Explorations in Black Leadership

Co-Directed by Phyllis Leffler & Julian Bond

Reflections on Brown

BOND: Congressman Lewis, thank you for being with us today.

LEWIS: Well, thank you very much. I'm delighted and very pleased and happy to be with you.

BOND: Thank you. I want to begin with some questions about the Brown decision in '54. When you heard about this, what did it mean to you?

LEWIS: Julian, when I heard about the Brown decision in 1954, I was so happy, I was so pleased. I was fourteen years old, in the ninth grade. I felt for the first time I would be attending a desegregated school. I would no longer have the hand-me-down books or riding on a broken-down school bus passing the white school in order to get to what we called the Pike County Training School.

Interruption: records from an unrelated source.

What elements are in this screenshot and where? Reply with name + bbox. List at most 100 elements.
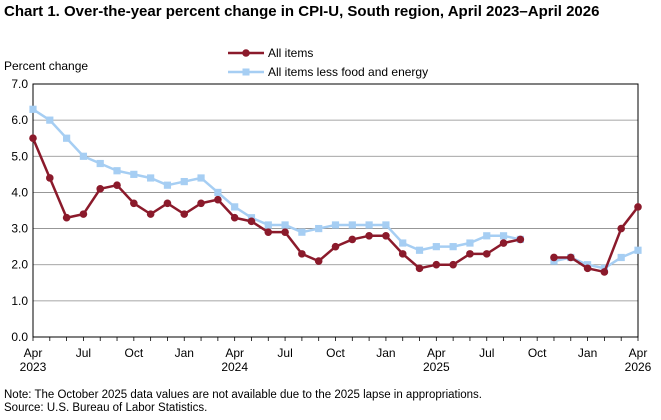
legend-item-core: All items less food and energy [228, 62, 428, 81]
data-point-all-items [79, 210, 88, 218]
x-tick-year-label: 2023 [20, 360, 47, 374]
plot-border [32, 83, 639, 338]
legend: All items All items less food and energy [228, 43, 428, 81]
data-point-all-items [130, 199, 138, 208]
data-point-all-items [583, 264, 592, 273]
footnotes: Note: The October 2025 data values are n… [4, 389, 482, 415]
data-point-all-items [600, 268, 609, 276]
data-point-all-items [29, 134, 37, 143]
y-tick-label: 5.0 [11, 149, 28, 163]
y-tick-label: 1.0 [11, 294, 28, 308]
footnote-source: Source: U.S. Bureau of Labor Statistics. [4, 402, 208, 414]
data-point-all-items [432, 260, 441, 269]
x-tick-label: Jul [76, 346, 91, 360]
series-line-all-items [553, 206, 639, 274]
data-point-all-items [398, 250, 407, 258]
data-point-core [298, 228, 306, 236]
data-point-core [63, 134, 71, 142]
data-point-all-items [230, 213, 239, 222]
data-point-all-items [314, 257, 323, 265]
data-point-all-items [146, 210, 155, 218]
data-point-all-items [382, 232, 390, 240]
data-point-core [231, 203, 239, 211]
x-tick-label: Jan [175, 346, 194, 360]
data-point-all-items [331, 242, 340, 251]
data-point-all-items [62, 213, 71, 222]
data-point-all-items [113, 181, 121, 189]
data-point-all-items [247, 217, 256, 226]
x-tick-label: Oct [326, 346, 345, 360]
data-point-core [96, 159, 104, 168]
series-line-core [553, 249, 639, 270]
data-point-core [331, 221, 340, 229]
data-point-all-items [449, 260, 457, 269]
y-tick-label: 4.0 [11, 185, 28, 199]
chart-title: Chart 1. Over-the-year percent change in… [4, 3, 600, 20]
x-tick-year-label: 2024 [221, 360, 248, 374]
y-axis-label: Percent change [4, 59, 89, 73]
data-point-core [399, 239, 407, 247]
footnote-note: Note: The October 2025 data values are n… [4, 389, 483, 401]
data-point-core [483, 232, 491, 240]
x-tick-label: Apr [24, 346, 43, 360]
data-point-all-items [365, 232, 373, 240]
data-point-core [113, 167, 121, 175]
data-point-all-items [566, 253, 575, 262]
x-tick-label: Jul [277, 346, 292, 360]
data-point-all-items [281, 228, 289, 236]
data-point-core [382, 221, 390, 229]
data-point-all-items [466, 250, 474, 258]
data-point-all-items [550, 253, 558, 262]
data-point-core [449, 243, 457, 251]
series-line-core [32, 108, 521, 252]
data-point-core [315, 224, 323, 233]
data-point-all-items [617, 224, 625, 233]
data-point-all-items [163, 199, 172, 208]
x-tick-label: Jul [479, 346, 494, 360]
data-point-all-items [96, 185, 105, 193]
data-point-core [348, 221, 356, 229]
data-point-all-items [197, 199, 205, 208]
y-tick-label: 6.0 [11, 113, 28, 127]
data-point-core [281, 221, 289, 229]
x-tick-label: Apr [629, 346, 648, 360]
data-point-core [197, 174, 205, 182]
legend-item-all-items: All items [228, 43, 428, 62]
data-point-core [415, 246, 424, 254]
data-point-core [499, 232, 508, 240]
y-tick-label: 3.0 [11, 222, 28, 236]
data-point-all-items [482, 250, 491, 258]
data-point-all-items [499, 239, 508, 247]
x-tick-label: Oct [124, 346, 143, 360]
y-tick-label: 2.0 [11, 258, 28, 272]
x-tick-year-label: 2026 [625, 360, 652, 374]
legend-swatch-all-items [228, 48, 264, 57]
data-point-core [617, 253, 625, 262]
data-point-all-items [415, 264, 424, 273]
series-line-all-items [31, 137, 521, 270]
data-point-all-items [214, 195, 222, 204]
data-point-all-items [634, 203, 642, 211]
data-point-all-items [180, 210, 189, 218]
data-point-all-items [264, 228, 273, 236]
x-tick-label: Apr [225, 346, 244, 360]
data-point-all-items [298, 250, 306, 258]
x-tick-year-label: 2025 [423, 360, 450, 374]
data-point-core [130, 170, 138, 178]
data-point-all-items [46, 174, 54, 182]
data-point-core [634, 246, 642, 254]
legend-label-all-items: All items [268, 45, 314, 60]
y-tick-label: 0.0 [11, 330, 28, 344]
x-tick-label: Jan [376, 346, 395, 360]
data-point-core [46, 116, 54, 124]
data-point-core [79, 152, 88, 160]
data-point-core [432, 243, 440, 251]
y-tick-label: 7.0 [11, 77, 28, 91]
x-tick-label: Jan [578, 346, 597, 360]
legend-label-core: All items less food and energy [268, 64, 429, 79]
x-tick-label: Oct [528, 346, 547, 360]
x-tick-label: Apr [427, 346, 446, 360]
data-point-all-items [516, 235, 525, 244]
data-point-core [180, 177, 188, 186]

BOND: And what did it turn out to mean?

LEWIS: Well, in reality, it meant a long, hard struggle that for me personally I wouldn't have the opportunity to attend a desegregated school, but it did light a fire that Brown had inspired a people to say that if we can get some help and some support from the Supreme Court of Washington, then we have to get up and move and continue the effort to desegregate not just public education in America, but to end segregation and racial discrimination in all areas of the American society.

BOND: At the same time, you write in your autobiography that it created some kind of disappointment in the court system, the failure to implement Brown right away. Do you remember that?

LEWIS: I remember it so well. You know, a year later or so, the Supreme Court came back, I guess in 1955, and the doctrine with all deliberate speed and we were still waiting for that speed. It didn't happen. It never happened for me and for many other young people in the South, it never happened. The full force of the federal government during those years were never really put behind the implementation of that decision. Dwight Eisenhower had to make a decision -- President Eisenhower -- based on a court order to desegregate Central High in 1957, but it was a long, hard, tedious, and dangerous struggle for a lot of young people, for children, and not just for children going to elementary or middle school or high school but even for people to desegregate public universities in the American South.

BOND: Would you describe your reaction as kind of initial optimism -- great hope -- and then disappointment?

LEWIS: Oh, I would say in the beginning, it was a tremendous amount of hope, a great sense of optimism, but over the years, as I would travel on that yellow school bus and pass the beautiful shining white school to get to this black school, my sense of hope was dashed.